The Cerclage Cable with Hex Button device is indicated for use where wire, cable, or band cerclage is used in combination with plates. The Cerclage Cable with Hex Button device is intended for long bone fractures and is to be used with commercially available bone screws of the same general material type as the plate.

Device Description

The Cerclage with Hex Button is a cerclage cable and a button device that links the cable and bone screw together . The button is positioned in the hex of a bone screw. The cerclage cable is passed through the button and around the bone. The cerclage is crimped to lock the cable in place.

AI/ML Overview

Here's an analysis of the provided text regarding the acceptance criteria and study for the Cerclage Cable with Hex Button.

Important Note: The provided text is a 510(k) summary for a medical device. These summaries often focus on demonstrating equivalence to existing devices rather than exhaustive performance studies on novel devices. Therefore, some of the requested information (like detailed AI-specific studies, multi-reader multi-case studies, or specific training set details) is unlikely to be present as this is a mechanical medical device, not an AI/software device.

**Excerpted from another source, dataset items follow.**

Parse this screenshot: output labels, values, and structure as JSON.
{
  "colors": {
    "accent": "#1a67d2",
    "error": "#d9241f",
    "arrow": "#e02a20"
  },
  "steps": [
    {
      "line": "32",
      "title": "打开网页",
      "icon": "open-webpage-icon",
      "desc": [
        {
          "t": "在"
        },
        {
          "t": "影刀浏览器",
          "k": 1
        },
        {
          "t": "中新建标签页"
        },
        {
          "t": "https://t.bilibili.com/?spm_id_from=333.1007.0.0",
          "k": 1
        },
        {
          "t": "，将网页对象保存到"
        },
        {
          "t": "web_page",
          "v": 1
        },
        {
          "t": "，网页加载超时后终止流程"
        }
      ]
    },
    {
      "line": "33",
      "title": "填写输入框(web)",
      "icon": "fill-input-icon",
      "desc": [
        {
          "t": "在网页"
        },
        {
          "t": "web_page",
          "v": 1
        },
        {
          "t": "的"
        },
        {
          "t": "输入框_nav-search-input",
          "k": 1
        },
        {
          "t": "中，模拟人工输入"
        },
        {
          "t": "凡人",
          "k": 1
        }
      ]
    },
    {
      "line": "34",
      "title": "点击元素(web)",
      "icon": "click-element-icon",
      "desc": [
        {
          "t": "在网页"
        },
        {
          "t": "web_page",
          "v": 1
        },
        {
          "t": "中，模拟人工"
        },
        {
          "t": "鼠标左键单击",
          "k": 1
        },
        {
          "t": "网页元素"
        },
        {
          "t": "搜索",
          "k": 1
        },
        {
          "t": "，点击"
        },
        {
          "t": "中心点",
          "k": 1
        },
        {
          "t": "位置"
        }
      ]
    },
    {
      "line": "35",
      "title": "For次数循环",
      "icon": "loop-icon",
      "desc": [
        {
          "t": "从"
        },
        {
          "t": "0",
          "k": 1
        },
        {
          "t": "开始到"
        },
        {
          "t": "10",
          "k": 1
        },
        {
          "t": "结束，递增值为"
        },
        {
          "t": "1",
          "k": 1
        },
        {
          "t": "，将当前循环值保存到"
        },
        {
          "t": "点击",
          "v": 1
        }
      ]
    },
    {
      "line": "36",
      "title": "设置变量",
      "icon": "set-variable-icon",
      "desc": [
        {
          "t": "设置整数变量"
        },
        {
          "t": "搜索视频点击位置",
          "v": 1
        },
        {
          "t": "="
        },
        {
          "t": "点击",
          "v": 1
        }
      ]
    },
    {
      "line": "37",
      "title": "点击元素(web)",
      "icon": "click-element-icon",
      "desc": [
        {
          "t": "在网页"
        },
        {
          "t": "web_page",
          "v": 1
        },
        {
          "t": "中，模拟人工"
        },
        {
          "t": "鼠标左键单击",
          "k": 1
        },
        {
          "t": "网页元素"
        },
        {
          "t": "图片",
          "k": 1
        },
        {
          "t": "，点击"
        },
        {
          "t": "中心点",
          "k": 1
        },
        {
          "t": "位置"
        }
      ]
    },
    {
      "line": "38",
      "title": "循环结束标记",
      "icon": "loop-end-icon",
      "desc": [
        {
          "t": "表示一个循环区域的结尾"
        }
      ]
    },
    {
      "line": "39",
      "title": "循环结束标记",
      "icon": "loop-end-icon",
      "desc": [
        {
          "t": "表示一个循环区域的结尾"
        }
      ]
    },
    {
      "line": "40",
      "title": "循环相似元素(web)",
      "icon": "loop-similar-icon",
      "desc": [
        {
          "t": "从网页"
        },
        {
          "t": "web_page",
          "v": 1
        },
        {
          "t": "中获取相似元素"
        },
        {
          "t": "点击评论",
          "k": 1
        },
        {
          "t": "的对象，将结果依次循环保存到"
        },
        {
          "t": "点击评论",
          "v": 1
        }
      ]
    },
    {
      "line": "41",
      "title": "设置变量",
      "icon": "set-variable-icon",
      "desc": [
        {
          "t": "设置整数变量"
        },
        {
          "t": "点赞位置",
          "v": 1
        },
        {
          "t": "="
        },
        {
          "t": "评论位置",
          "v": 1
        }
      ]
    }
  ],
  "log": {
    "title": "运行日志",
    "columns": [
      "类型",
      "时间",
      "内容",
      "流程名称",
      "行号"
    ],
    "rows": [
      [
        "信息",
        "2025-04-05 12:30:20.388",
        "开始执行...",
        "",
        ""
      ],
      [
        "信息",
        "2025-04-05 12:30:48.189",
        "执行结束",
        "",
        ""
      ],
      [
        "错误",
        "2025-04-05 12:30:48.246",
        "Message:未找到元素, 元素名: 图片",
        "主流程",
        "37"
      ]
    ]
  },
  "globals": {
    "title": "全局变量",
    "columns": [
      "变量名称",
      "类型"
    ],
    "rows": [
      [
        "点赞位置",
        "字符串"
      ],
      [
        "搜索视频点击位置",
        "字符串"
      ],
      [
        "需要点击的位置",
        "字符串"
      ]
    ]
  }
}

Acceptance Criteria and Reported Device Performance

The provided 510(k) summary focuses on demonstrating substantial equivalence to predicate devices based on static yield loading values. The core acceptance criterion is that the new device's performance in this metric is equivalent to or better than the predicate devices.

Acceptance CriteriaReported Device Performance
Static yield loading values equivalent to predicate devicesThe Cerclage Cable with Hex Button device's static yield
loading values were found to be equivalent to the values of the three predicate devices.

Study Details

Given the nature of the device (a mechanical cerclage system) and the regulatory submission type (510(k)), the "study" described is a comparative performance test against predicate devices, specifically focusing on mechanical properties.

  1. Sample size used for the test set and the data provenance:

    • Sample size: Not explicitly stated. The summary mentions "static yield loading values" which implies a series of mechanical tests were conducted on prototypes of the new device and the predicate devices. However, the exact number of units tested is not provided.
    • Data provenance: Not explicitly stated, but it would be laboratory testing conducted by Pioneer Laboratories (retrospective in the sense that the testing was completed before the submission). There is no indication of country of origin for data as it's a mechanical test, not patient data.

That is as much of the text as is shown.